What types of titles catch a reader’s attention?
I know it’s an old journalistic saying that when a dog bites a man, it’s not news, but when a man bites a dog it is.
It is also a good example of how to attract attention by writing good titles, or in the case of newspapers, headlines. So, if you are reading this now, the chances are that the title caught your attention and prompted you to click and read.
So perhaps this is food for thought when writing titles for your blog posts, book titles, chapter titles or even titles of poetry.
Will your title grab a reader’s attention and make them want to read on? When I scan a bookshop shelf, or more likely now, an online bookstore, the first thing that grabs my interest is usually the title.
A Man And His Dog is unlikely to stir me, but perhaps, My Canine Crusade just might. Another consideration in our rapidly changing world of writing is that the Internet and in particular, search engines are how readers find us, so it’s becoming an imperative to use titles that will work well in search for your blog posts, books and articles.
As a writer, it is very easy to focus on the text and add a title as a bit of an afterthought. However, by spending just a little bit of time looking for keywords that are relevant to your text and at the same time attention grabbing, you increase your chances of being read dramatically.
Two free online tools that can help are Google Keyword Tool and Keyword Discovery. While both concentrate on common Internet search expressions, I find them very useful in finding ideas for titles so you should spend some time researching keywords.
To stay with the simplistic dog theme, perhaps I’ve written a blog post about leaving my dog alone at home and I need a good title.

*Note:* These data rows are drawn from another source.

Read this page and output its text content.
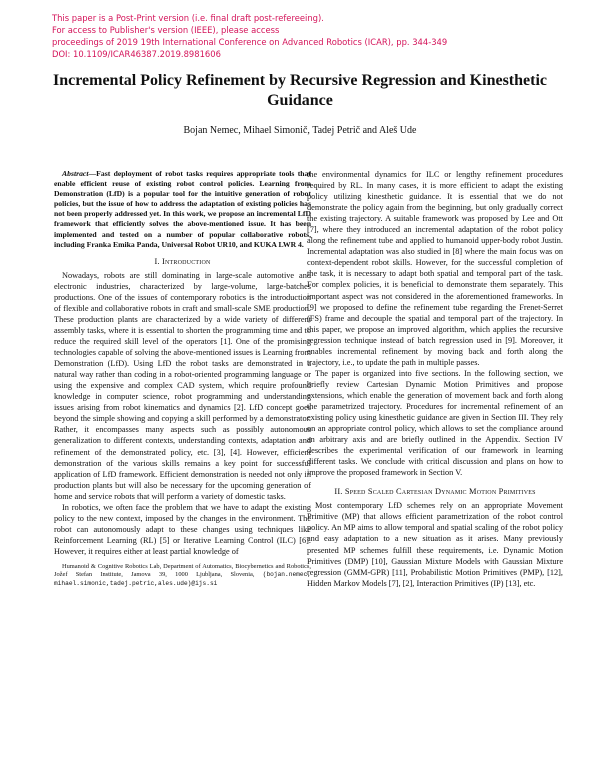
This paper is a Post-Print version (i.e. final draft post-refereeing).
For access to Publisher's version (IEEE), please access
proceedings of 2019 19th International Conference on Advanced Robotics (ICAR), pp. 344-349
DOI: 10.1109/ICAR46387.2019.8981606
Incremental Policy Refinement by Recursive Regression and Kinesthetic Guidance
Bojan Nemec, Mihael Simonič, Tadej Petrič and Aleš Ude

Abstract—Fast deployment of robot tasks requires appropriate tools that enable efficient reuse of existing robot control policies. Learning from Demonstration (LfD) is a popular tool for the intuitive generation of robot policies, but the issue of how to address the adaptation of existing policies has not been properly addressed yet. In this work, we propose an incremental LfD framework that efficiently solves the above-mentioned issue. It has been implemented and tested on a number of popular collaborative robots, including Franka Emika Panda, Universal Robot UR10, and KUKA LWR 4.

I. Introduction

Nowadays, robots are still dominating in large-scale automotive and electronic industries, characterized by large-volume, large-batches productions. One of the issues of contemporary robotics is the introduction of flexible and collaborative robots in craft and small-scale SME production. These production plants are characterized by a wide variety of different assembly tasks, where it is essential to shorten the programming time and to reduce the required skill level of the operators [1]. One of the promising technologies capable of solving the above-mentioned issues is Learning from Demonstration (LfD). Using LfD the robot tasks are demonstrated in a natural way rather than coding in a robot-oriented programming language or using the expensive and complex CAD system, which require profound knowledge in computer science, robot programming and understanding issues arising from robot kinematics and dynamics [2]. LfD concept goes beyond the simple showing and copying a skill performed by a demonstrator. Rather, it encompasses many aspects such as possibly autonomous generalization to different contexts, understanding contexts, adaptation and refinement of the demonstrated policy, etc. [3], [4]. However, efficient demonstration of the various skills remains a key point for successful application of LfD framework. Efficient demonstration is needed not only in production plants but will also be necessary for the upcoming generation of home and service robots that will perform a variety of domestic tasks.

In robotics, we often face the problem that we have to adapt the existing policy to the new context, imposed by the changes in the environment. The robot can autonomously adapt to these changes using techniques like Reinforcement Learning (RL) [5] or Iterative Learning Control (ILC) [6]. However, it requires either at least partial knowledge of

Humanoid & Cognitive Robotics Lab, Department of Automatics, Biocybernetics and Robotics, Jožef Stefan Institute, Jamova 39, 1000 Ljubljana, Slovenia, (bojan.nemec, mihael.simonic,tadej.petric,ales.ude)@ijs.si

the environmental dynamics for ILC or lengthy refinement procedures required by RL. In many cases, it is more efficient to adapt the existing policy utilizing kinesthetic guidance. It is essential that we do not demonstrate the policy again from the beginning, but only gradually correct the existing trajectory. A suitable framework was proposed by Lee and Ott [7], where they introduced an incremental adaptation of the robot policy along the refinement tube and applied to humanoid upper-body robot Justin. Incremental adaptation was also studied in [8] where the main focus was on context-dependent robot skills. However, for the successful completion of the task, it is necessary to adapt both spatial and temporal part of the task. For complex policies, it is beneficial to demonstrate them separately. This important aspect was not considered in the aforementioned frameworks. In [9] we proposed to define the refinement tube regarding the Frenet-Serret (FS) frame and decouple the spatial and temporal part of the trajectory. In this paper, we propose an improved algorithm, which applies the recursive regression technique instead of batch regression used in [9]. Moreover, it enables incremental refinement by moving back and forth along the trajectory, i.e., to update the path in multiple passes.

The paper is organized into five sections. In the following section, we briefly review Cartesian Dynamic Motion Primitives and propose extensions, which enable the generation of movement back and forth along the parametrized trajectory. Procedures for incremental refinement of an existing policy using kinesthetic guidance are given in Section III. They rely on an appropriate control policy, which allows to set the compliance around an arbitrary axis and are briefly outlined in the Appendix. Section IV describes the experimental verification of our framework in learning different tasks. We conclude with critical discussion and plans on how to improve the proposed framework in Section V.

II. Speed Scaled Cartesian Dynamic Motion Primitives

Most contemporary LfD schemes rely on an appropriate Movement Primitive (MP) that allows efficient parametrization of the robot control policy. An MP aims to allow temporal and spatial scaling of the robot policy and easy adaptation to a new situation as it arises. Many previously presented MP schemes fulfill these requirements, i.e. Dynamic Motion Primitives (DMP) [10], Gaussian Mixture Models with Gaussian Mixture regression (GMM-GPR) [11], Probabilistic Motion Primitives (PMP), [12], Hidden Markov Models [7], [2], Interaction Primitives (IP) [13], etc.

When I entered the single word dog into Keyword Tool, I got 761 expressions relating to my keyword and one of the most common associated words was pet. So then I search Pet Dog and find puppy is highly associated. Now I have the keywords for my title. Pet Puppy Dog and all I need to do is build around these words.
My Poor Pet Puppy Dog’s Home Alone Day
Another check of home alone in the Keyword Tool, and wow, 1 million searches for that phrase every month on the Internet. Now I think I have a title that might attract some attention. Is it time for you to think about your titles?